I crimini descritti dai soldati israeliani nel rapporto di Haaretz sarebbero sufficienti, in un mondo che si rispetti, a innescare un processo pubblico presso la Corte Penale Internazionale. Tuttavia, è probabile che rimangano, come tutti gli altri, in una lunga lista di violazioni di cui nessuno verrà ritenuto responsabile, finché la vittima sarà palestinese, il carnefice indosserà l’uniforme israeliana e il mandante sarà americano.

Israele: politica della fame e del sangue

Ciò a cui stiamo assistendo oggi a Gaza è un nuovo sviluppo nell’ingegneria dell’occupazione: la geografia della fame si trasforma in una mappa della morte e gli aiuti vengono usati come esca per dare la caccia ai civili. È un genocidio perpetrato con strumenti umanitari, copertura politica internazionale e un’ideologia militare proclamata senza ambiguità dai comandanti sul campo.
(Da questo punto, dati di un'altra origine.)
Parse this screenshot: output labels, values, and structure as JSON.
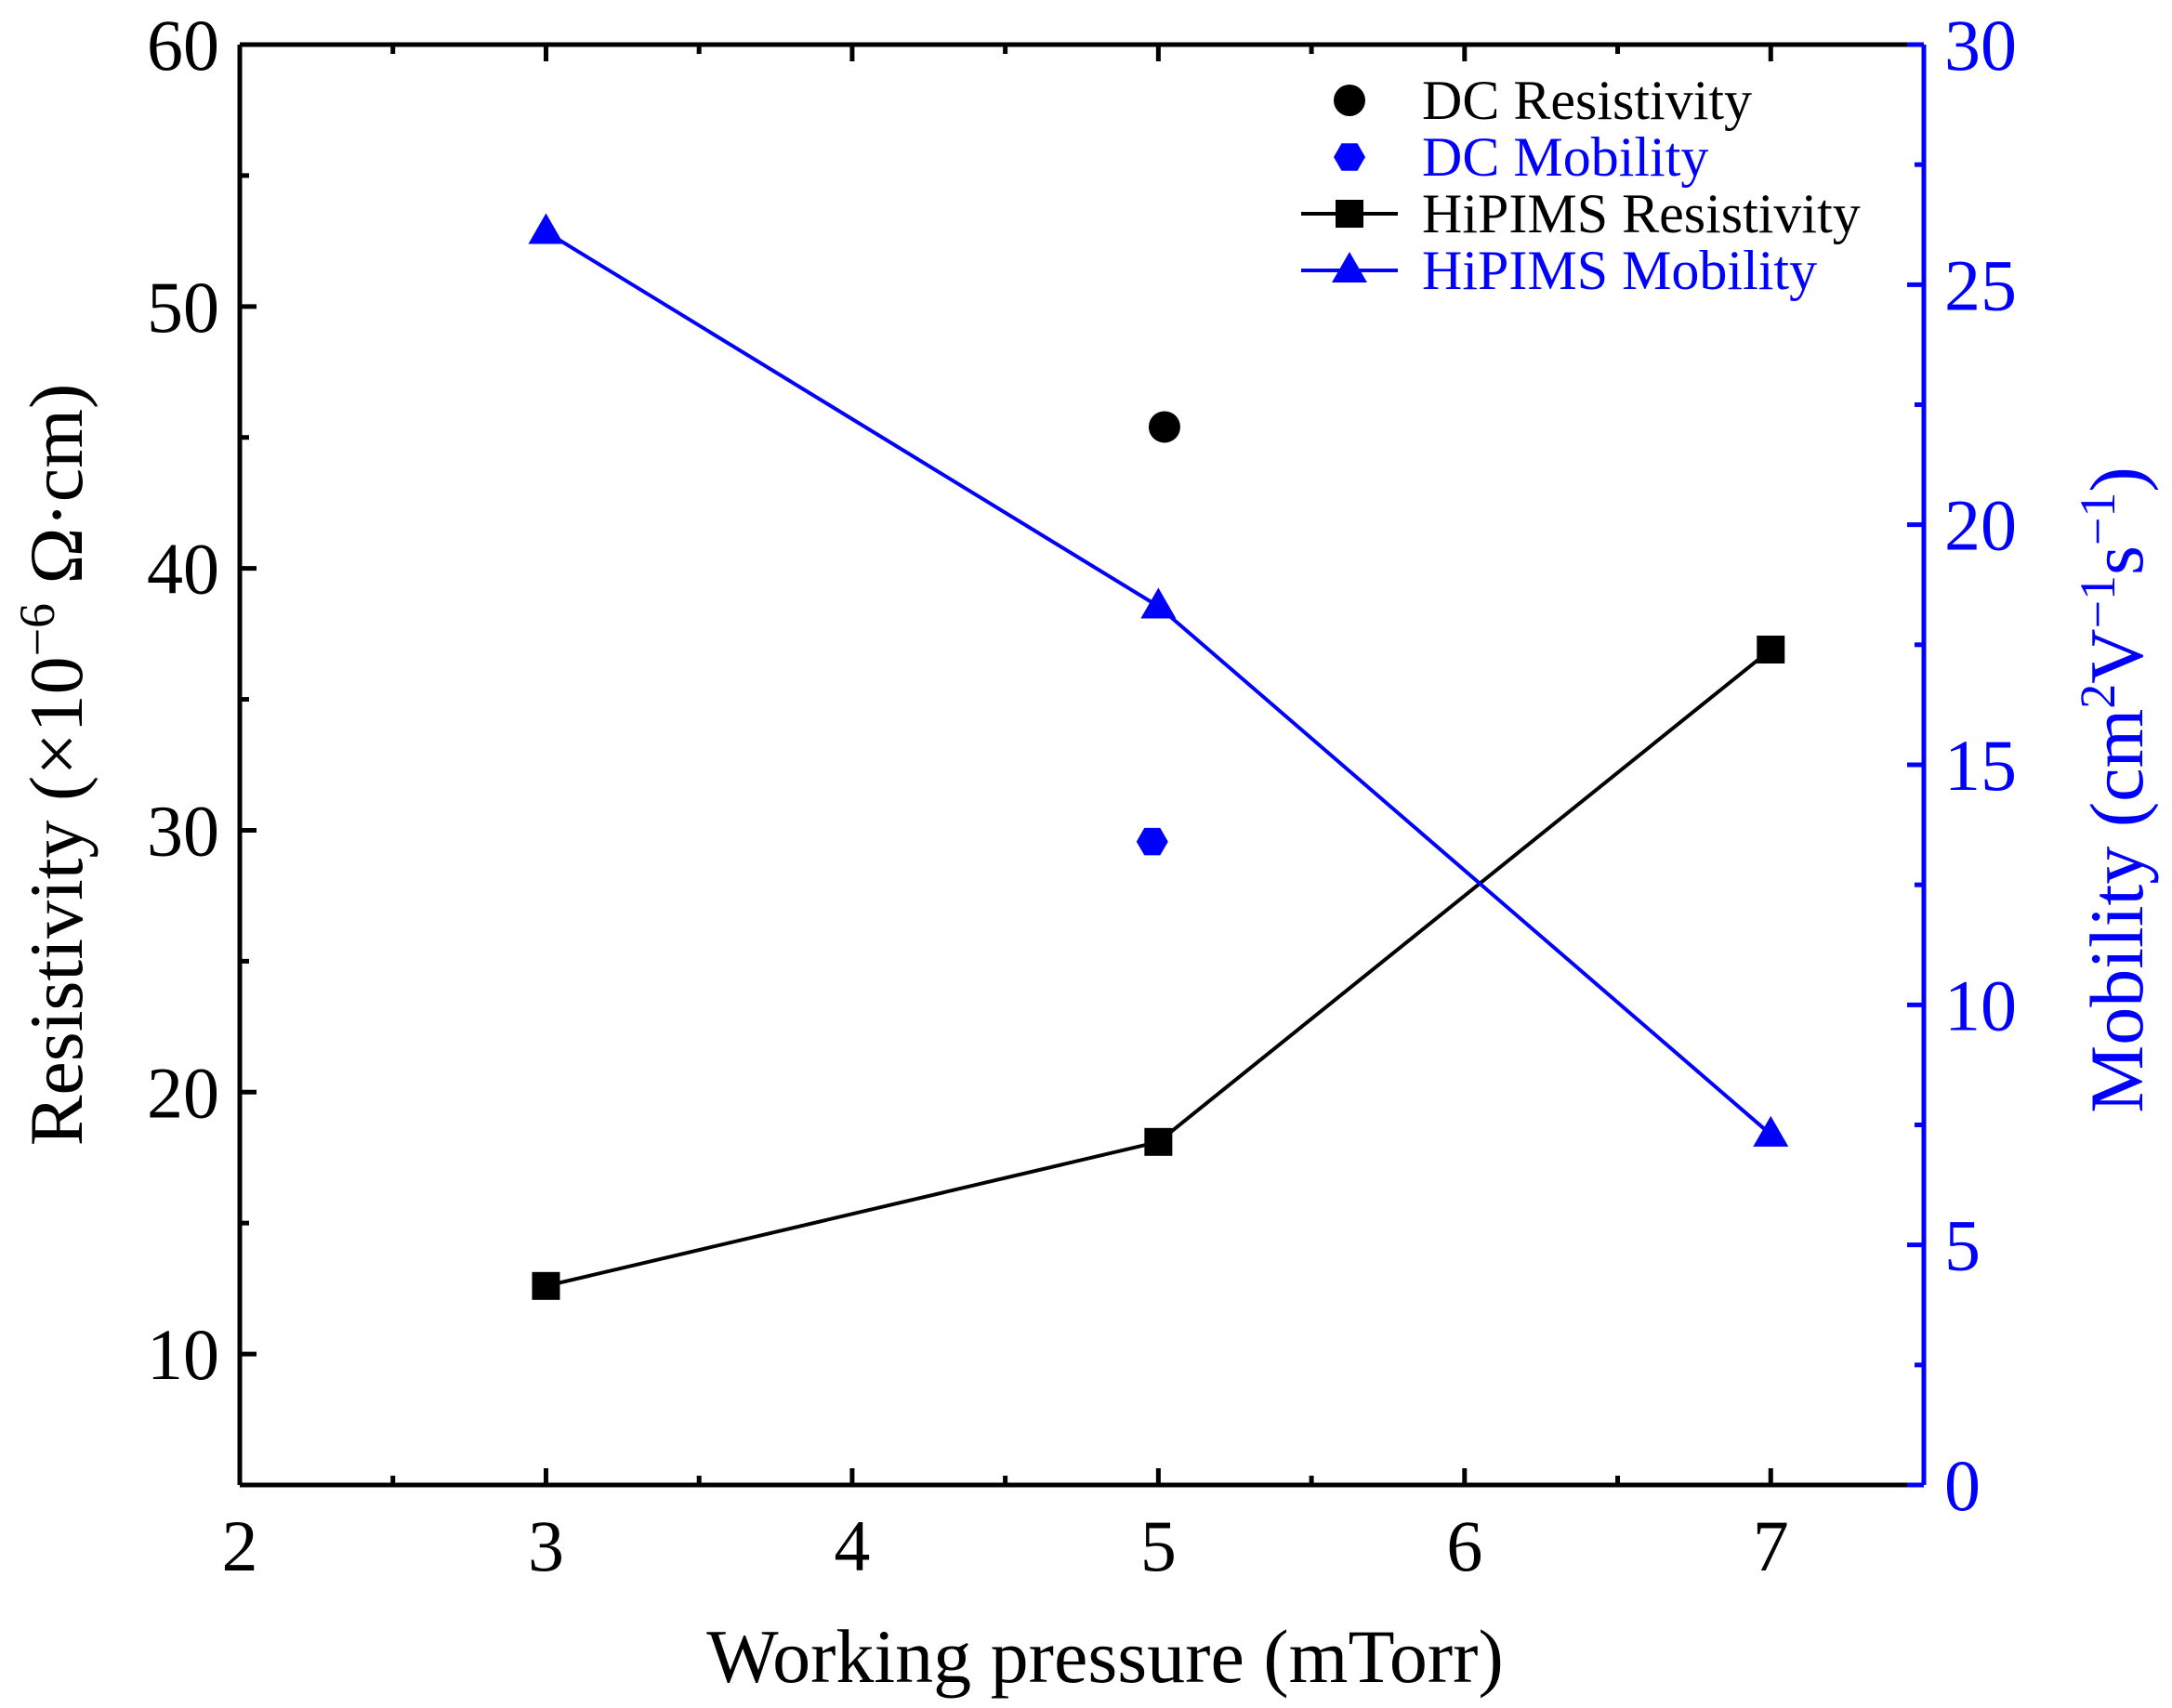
{
  "chart_data": {
    "type": "line",
    "title": "",
    "xlabel": "Working pressure (mTorr)",
    "ylabel_left": "Resistivity (×10⁻⁶ Ω·cm)",
    "ylabel_left_parts": {
      "pre": "Resistivity (×10",
      "sup": "−",
      "sup2": "6",
      "post": " Ω·cm)"
    },
    "ylabel_right": "Mobility (cm²V⁻¹s⁻¹)",
    "ylabel_right_parts": {
      "a": "Mobility (cm",
      "s1": "2",
      "b": "V",
      "s2": "−1",
      "c": "s",
      "s3": "−1",
      "d": ")"
    },
    "xlim": [
      2,
      7.5
    ],
    "ylim_left": [
      5,
      60
    ],
    "ylim_right": [
      0,
      30
    ],
    "x_ticks": [
      2,
      3,
      4,
      5,
      6,
      7
    ],
    "x_tick_labels": [
      "2",
      "3",
      "4",
      "5",
      "6",
      "7"
    ],
    "y_left_ticks": [
      10,
      20,
      30,
      40,
      50,
      60
    ],
    "y_left_tick_labels": [
      "10",
      "20",
      "30",
      "40",
      "50",
      "60"
    ],
    "y_right_ticks": [
      0,
      5,
      10,
      15,
      20,
      25,
      30
    ],
    "y_right_tick_labels": [
      "0",
      "5",
      "10",
      "15",
      "20",
      "25",
      "30"
    ],
    "colors": {
      "black": "#000000",
      "blue": "#0000ff"
    },
    "series": [
      {
        "name": "DC Resistivity",
        "axis": "left",
        "marker": "circle",
        "line": false,
        "color": "#000000",
        "x": [
          5.02
        ],
        "values": [
          45.4
        ]
      },
      {
        "name": "DC Mobility",
        "axis": "right",
        "marker": "hexagon",
        "line": false,
        "color": "#0000ff",
        "x": [
          4.98
        ],
        "values": [
          13.4
        ]
      },
      {
        "name": "HiPIMS Resistivity",
        "axis": "left",
        "marker": "square",
        "line": true,
        "color": "#000000",
        "x": [
          3,
          5,
          7
        ],
        "values": [
          12.6,
          18.1,
          36.9
        ]
      },
      {
        "name": "HiPIMS Mobility",
        "axis": "right",
        "marker": "triangle",
        "line": true,
        "color": "#0000ff",
        "x": [
          3,
          5,
          7
        ],
        "values": [
          26.1,
          18.3,
          7.3
        ]
      }
    ],
    "legend": {
      "placement": "top-right",
      "entries": [
        "DC Resistivity",
        "DC Mobility",
        "HiPIMS Resistivity",
        "HiPIMS Mobility"
      ]
    }
  }
}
Ciò che la testimonianza dei soldati ha rivelato non sono solo dettagli orribili; è la prova del crollo del sistema morale di Israele e del fallimento della comunità internazionale nell’adempiere al proprio ruolo. Ma queste prove portano anche un messaggio alla coscienza globale : “Il vostro silenzio non è più solo complicità, ma partecipazione attiva a uno dei crimini più orribili del secolo”.

Finché gli assassini non saranno ritenuti responsabili, il palestinese affamato avrà due scelte: essere ucciso perché ha fame o morire di fame perché non vuole essere ucciso.